Add realtime emission
A durable handler can emit an event after the operation succeeds.
cnerium.emit(
"order.created",
cnerium::support::object({
{"order_id", cnerium::Json(order.id)},
{"product_id", cnerium::Json(order.product_id)},
{"quantity", cnerium::Json(order.quantity)}
})
);To use this inside the handler, capture the attached Cnerium layer by reference:
cnerium.durable_post(
"/orders",
"orders.create",
[&cnerium](cnerium::DurableRequest &request)
{
// create order
cnerium.emit(
"order.created",
cnerium::support::object({
{"order_id", cnerium::Json(order.id)}
})
);
return cnerium::created({
{"ok", true},
{"order_id", order.id}
});
});If the same request is replayed from storage, the handler is not executed again, so the event is not emitted again by that handler.
Common mistakes
Do not use app.post for critical writes that need retry safety.
app.post("/orders", create_order);That is a normal Vix route. It does not provide stored response replay or idempotency conflict detection.
Do not generate a new idempotency key on every retry. The client must reuse the same key for the same logical operation.
Do not reuse the same key with a different request body. Cnerium will reject it as a conflict.
Do not make every route durable. Use durable routes for critical writes, and keep ordinary reads as normal Vix routes.
Do not let critical side effects happen outside the durable handler.
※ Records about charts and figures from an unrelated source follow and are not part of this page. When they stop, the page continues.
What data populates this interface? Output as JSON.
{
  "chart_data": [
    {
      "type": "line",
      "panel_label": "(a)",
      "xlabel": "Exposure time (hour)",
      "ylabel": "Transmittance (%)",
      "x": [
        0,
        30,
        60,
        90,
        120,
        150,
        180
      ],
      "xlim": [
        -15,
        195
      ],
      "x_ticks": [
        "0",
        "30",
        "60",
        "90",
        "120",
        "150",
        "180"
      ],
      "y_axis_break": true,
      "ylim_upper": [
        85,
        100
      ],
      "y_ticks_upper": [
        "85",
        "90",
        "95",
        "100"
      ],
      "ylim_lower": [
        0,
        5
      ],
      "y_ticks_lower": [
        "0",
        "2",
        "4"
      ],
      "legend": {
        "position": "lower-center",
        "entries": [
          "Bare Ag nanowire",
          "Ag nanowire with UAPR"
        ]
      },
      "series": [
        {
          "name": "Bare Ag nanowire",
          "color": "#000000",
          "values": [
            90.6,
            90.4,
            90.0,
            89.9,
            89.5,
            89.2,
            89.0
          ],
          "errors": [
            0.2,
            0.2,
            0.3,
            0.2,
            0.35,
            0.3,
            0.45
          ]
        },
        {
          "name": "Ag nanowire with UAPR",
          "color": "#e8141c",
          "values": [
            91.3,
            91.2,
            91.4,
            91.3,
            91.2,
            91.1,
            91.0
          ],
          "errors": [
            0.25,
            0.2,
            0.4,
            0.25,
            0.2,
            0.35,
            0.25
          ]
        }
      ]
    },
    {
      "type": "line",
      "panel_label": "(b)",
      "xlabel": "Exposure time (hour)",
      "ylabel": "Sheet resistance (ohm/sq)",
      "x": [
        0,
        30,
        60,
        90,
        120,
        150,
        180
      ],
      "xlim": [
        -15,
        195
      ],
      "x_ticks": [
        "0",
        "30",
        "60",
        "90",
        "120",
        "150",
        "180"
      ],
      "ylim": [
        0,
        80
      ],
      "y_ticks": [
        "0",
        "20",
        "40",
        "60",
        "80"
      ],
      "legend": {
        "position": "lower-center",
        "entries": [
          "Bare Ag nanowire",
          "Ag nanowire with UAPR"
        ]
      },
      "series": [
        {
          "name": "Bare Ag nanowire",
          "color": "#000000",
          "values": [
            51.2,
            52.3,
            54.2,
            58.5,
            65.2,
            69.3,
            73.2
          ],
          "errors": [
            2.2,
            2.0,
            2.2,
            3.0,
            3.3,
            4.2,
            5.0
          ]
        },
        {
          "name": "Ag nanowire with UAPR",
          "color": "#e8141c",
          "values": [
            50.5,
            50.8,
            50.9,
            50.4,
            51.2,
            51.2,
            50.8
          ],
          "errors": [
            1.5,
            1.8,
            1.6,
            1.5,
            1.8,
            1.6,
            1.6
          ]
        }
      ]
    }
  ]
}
Cnerium can only prevent duplicate handler execution for work that happens inside the durable route path.
Summary
A durable POST route is a Vix route protected by Cnerium.
Register it with cnerium.durable_post, give it a stable operation name, require the client to send an Idempotency-Key, validate the request, perform the operation, and return a cnerium::DurableResponse.
On a safe retry, Cnerium returns the stored response instead of running the handler again. On unsafe key reuse, it returns 409 Conflict.